Menurut Rezasyah, pemimpin-pemimpin dunia memiliki pilihan untuk mengedepankan etika atau proses hukum dan sikap Vladimir Putin yang menahan diri harus dihargai.
“Kita tidak tahu ke depan akan seperti apa. Mungkin Biden akan menang, tapi peradilan mungkin bakal ramai lagi dan Putin tidak mau statement dia, digunakan untuk mempengaruhi hukum di AS,” kata Rezasyah.
Rezasyah meyakinkan, sikap Vladimir Putin itu tidak akan mempengaruhi hubungan bilateral Amerika – Rusia di bawah pemerintahan yang baru nanti. Menurut Rezasyah, jika Joe Biden disahkan menjadi Presiden Amerika, hubungan dia dan Vladimir Putin bakal berjalan secara normal. Apalagi, kata dia, Joe Biden dikenal sebagai sosok yang rasional.
Hubungan Amerika - Rusia di bawah Trump
Hubungan Amerika – Rusia di masa Donald Trump bisa dibilang penuh pasang surut. Pada Juli 2018, Dan Coats, yang ketika itu menjabat sebagai Direktur Nasional Intelejen Amerika Serikat, mengatakan hasil analisa pihaknya cukup jelas bahwa Rusia telah mencampuri Pilpres Amerika 2016 dan sampai sekarang Rusia bahkan masih berusaha merusak demokrasi Negara Paman Sam tersebut.

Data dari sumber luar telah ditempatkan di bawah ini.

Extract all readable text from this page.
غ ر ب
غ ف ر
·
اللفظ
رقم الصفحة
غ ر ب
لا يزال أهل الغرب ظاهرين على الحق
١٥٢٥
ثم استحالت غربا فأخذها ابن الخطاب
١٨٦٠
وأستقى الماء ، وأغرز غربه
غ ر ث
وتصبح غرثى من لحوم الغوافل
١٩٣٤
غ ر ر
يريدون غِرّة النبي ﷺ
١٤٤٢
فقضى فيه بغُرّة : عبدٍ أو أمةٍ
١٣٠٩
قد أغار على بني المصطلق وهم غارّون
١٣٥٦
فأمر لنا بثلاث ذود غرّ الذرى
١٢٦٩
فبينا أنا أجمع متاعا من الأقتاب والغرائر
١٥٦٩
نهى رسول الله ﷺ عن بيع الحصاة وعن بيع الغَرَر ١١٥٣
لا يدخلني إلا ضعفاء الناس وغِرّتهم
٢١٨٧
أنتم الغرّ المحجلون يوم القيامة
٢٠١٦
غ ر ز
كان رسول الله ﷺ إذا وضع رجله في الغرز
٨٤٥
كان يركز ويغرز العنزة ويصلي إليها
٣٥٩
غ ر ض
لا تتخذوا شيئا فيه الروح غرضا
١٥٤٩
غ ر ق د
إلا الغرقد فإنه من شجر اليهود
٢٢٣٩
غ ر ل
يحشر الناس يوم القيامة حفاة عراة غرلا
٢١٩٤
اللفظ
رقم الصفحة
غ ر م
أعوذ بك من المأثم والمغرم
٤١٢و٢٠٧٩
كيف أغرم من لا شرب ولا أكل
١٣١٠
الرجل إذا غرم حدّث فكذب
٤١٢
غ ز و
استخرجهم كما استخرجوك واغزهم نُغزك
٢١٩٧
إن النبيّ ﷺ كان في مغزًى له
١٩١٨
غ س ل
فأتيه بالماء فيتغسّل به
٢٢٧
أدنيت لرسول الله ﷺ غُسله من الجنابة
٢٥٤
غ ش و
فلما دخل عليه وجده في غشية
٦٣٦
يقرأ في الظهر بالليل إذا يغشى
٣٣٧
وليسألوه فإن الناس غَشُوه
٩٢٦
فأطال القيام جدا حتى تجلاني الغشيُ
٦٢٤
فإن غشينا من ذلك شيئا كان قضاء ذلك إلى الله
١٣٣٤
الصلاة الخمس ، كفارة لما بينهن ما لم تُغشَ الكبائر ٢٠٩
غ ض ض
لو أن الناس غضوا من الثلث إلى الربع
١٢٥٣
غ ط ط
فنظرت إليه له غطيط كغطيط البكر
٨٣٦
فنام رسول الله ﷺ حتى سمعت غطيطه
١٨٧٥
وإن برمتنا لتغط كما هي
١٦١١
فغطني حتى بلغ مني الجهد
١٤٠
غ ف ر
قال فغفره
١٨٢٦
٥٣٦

Kasus penahanan Maria Butina, 32 tahun, perempuan asal Rusia, juga membuat hubungan Amerika - Rusia menghangat. Butina dituduh melakukan mata-mata secara ilegal di Amerika
Dia ditahan pada Juli 2018 dan dituntut gagal mendaftarkan secara patut sebagai agen mata-mata asing di Amerika. Presiden Putin menyebut persidangan terhadap Butina adalah sebuah parodi keadilan. Butina saat ini sudah dibebaskan oleh pengadilan AS.
Isu lain yang membuat hubungan AS-Rusia diselimuti ketegangan ketika Agustus 2019, Amerika secara resmi menarik diri dari pakta pengendalian senjata nuklir yang ditandatanganinya dengan Rusia. Keputusan itu diambil setelah yakin kalau Moskow mencederai pakta tersebut, dimana tuduhan ini berulang kali disangkal oleh Kremlin.
Rusia dituduh telah mengembangkan rudal jelajah, dimana hal ini melanggar pakta Pengendalian Senjata Nuklir jarak jauh. Rusia menyangkal tuduhan Amerika Serikat itu.
Jika Amerika dipimpin Joe Biden, apakah Amerika akan kembali ke pakta Pengendalian Senjata Nuklir jarak jauh? Rezasyah menilai Joe Biden mungkin masih akan bersikap hati-hati. Sebab Joe Biden itu adalah tipikal orang yang sangat mengedepankan riset.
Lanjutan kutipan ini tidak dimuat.